После провала попытки «реставрации» легендарной Жанны д’Арк Жиль де Ре понял, что ему теперь и подавно стоит держаться подальше от короля. Он уединился в своем отдаленном замке Тиффож в Бретани и увлекся чтением модной в то время литературы по алхимии. Надо было что-то решать с финансами, а ему сказали, что эта наука может помочь вновь разбогатеть. Ну пусть хоть так, а то ведь ждать, что Карл VII вернет ему долги, теперь было бессмысленно.

Попавший в опалу маршал выписал из Италии нескольких алхимиков и магов. Помимо чисто материальной заинтересованности, будучи человеком весьма неординарным, он жаждал общения с людьми необыкновенными, чей кругозор выходил за рамки обыденных представлений того времени об образованности.

Тут следует снова вернуться на несколько лет назад и отметить, что опала Жиля де Ре была связана не только с долгами Карла VII и так называемым «делом Жанны».

В 1436 году Жиль де Ре, сам того не ведая, совершил одну из главных ошибок в своей жизни: он принял в своих поместьях наследника французского престола Людовика, сына короля Карла VII и Марии Анжуйской. Будущий король Людовик XI уже в то время много интриговал против своего отца и, скрываясь от монаршего гнева, жил то у своих вассалов, то у прямых врагов французской короны. Эта вражда отца и сына отразилась на Жиле де Ре самым непосредственным и неожиданным образом.

К середине 30-х годов для получения хоть каких-то наличных денег маршал начал прибегать к залогу той или иной своей недвижимости. Это было абсолютно законной операцией, причем довольно выгодной в денежном отношении, поскольку платежеспособность Жиля де Ре не вызывала сомнений у кредиторов, и назначаемый ими ссудный процент был весьма незначительным.

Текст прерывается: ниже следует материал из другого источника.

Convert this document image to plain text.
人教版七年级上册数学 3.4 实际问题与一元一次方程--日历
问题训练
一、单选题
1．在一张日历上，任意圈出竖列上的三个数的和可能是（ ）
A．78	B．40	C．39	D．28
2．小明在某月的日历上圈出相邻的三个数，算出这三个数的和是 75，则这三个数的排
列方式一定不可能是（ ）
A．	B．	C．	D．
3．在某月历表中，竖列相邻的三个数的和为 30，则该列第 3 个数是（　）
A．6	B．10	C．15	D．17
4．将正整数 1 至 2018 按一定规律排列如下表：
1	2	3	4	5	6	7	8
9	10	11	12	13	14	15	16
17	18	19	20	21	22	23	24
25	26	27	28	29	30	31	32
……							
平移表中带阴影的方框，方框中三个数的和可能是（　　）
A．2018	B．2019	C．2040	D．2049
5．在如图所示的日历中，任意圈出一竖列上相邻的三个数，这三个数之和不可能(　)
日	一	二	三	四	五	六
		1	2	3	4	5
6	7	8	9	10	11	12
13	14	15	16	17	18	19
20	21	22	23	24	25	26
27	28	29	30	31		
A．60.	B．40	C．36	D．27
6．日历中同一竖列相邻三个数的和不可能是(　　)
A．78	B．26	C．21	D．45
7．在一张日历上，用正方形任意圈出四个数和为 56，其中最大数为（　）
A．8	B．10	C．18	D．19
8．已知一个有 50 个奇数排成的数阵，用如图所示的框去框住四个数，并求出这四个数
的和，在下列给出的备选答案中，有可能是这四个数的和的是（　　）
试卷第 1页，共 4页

Известие о том, что маршал радушно принял в своих владениях смутьяна-дофина вызвало немалое раздражение короля. В том же самом 1436 году он подписал указ, которым запрещал Жилю де Ре любые продажи его владений. Маршала ни в коем случае нельзя было назвать транжирой, и если не знать историю взаимоотношений между Карлом VII и его сыном, то появление такого указа вообще невозможно объяснить. Но если иметь в виду, что указ 1436 года явился своего рода королевской местью гордому маршалу, то это сразу объясняет скрытый смысл ряда последовавших за этим событий.

Королевский указ привел к тому, что уровень доверия к отставному маршалу со стороны его кредиторов резко снизился. Полагая, что указ родился вовсе не на пустом месте и обоснован возможной несостоятельностью Жиля де Ре, они резко снизили объем кредитования и увеличили ссудный процент.

Примерно с этого самого времени Жиль де Ре, остро ощущая потребность в деньгах, активизировал изыскания по поиску рецепта превращения свинца в золото. Если до 1436 года такая задача стояла в ряду прочих алхимических изысканий, занимавших ум маршала, то теперь он прямо приказал своему главному магу Жилю де Силю заниматься исключительно поиском рецепта изготовления золота.

Под алхимическую лабораторию были переоборудованы большие помещения на первом этаже в замке Тифож. Жиль де Ре не скупился на расходы. Его торговые агенты покупали в огромных количествах необходимые для опытов компоненты, некоторые из которых, например акульи зубы, ртуть и мышьяк, были по тем временам весьма дороги.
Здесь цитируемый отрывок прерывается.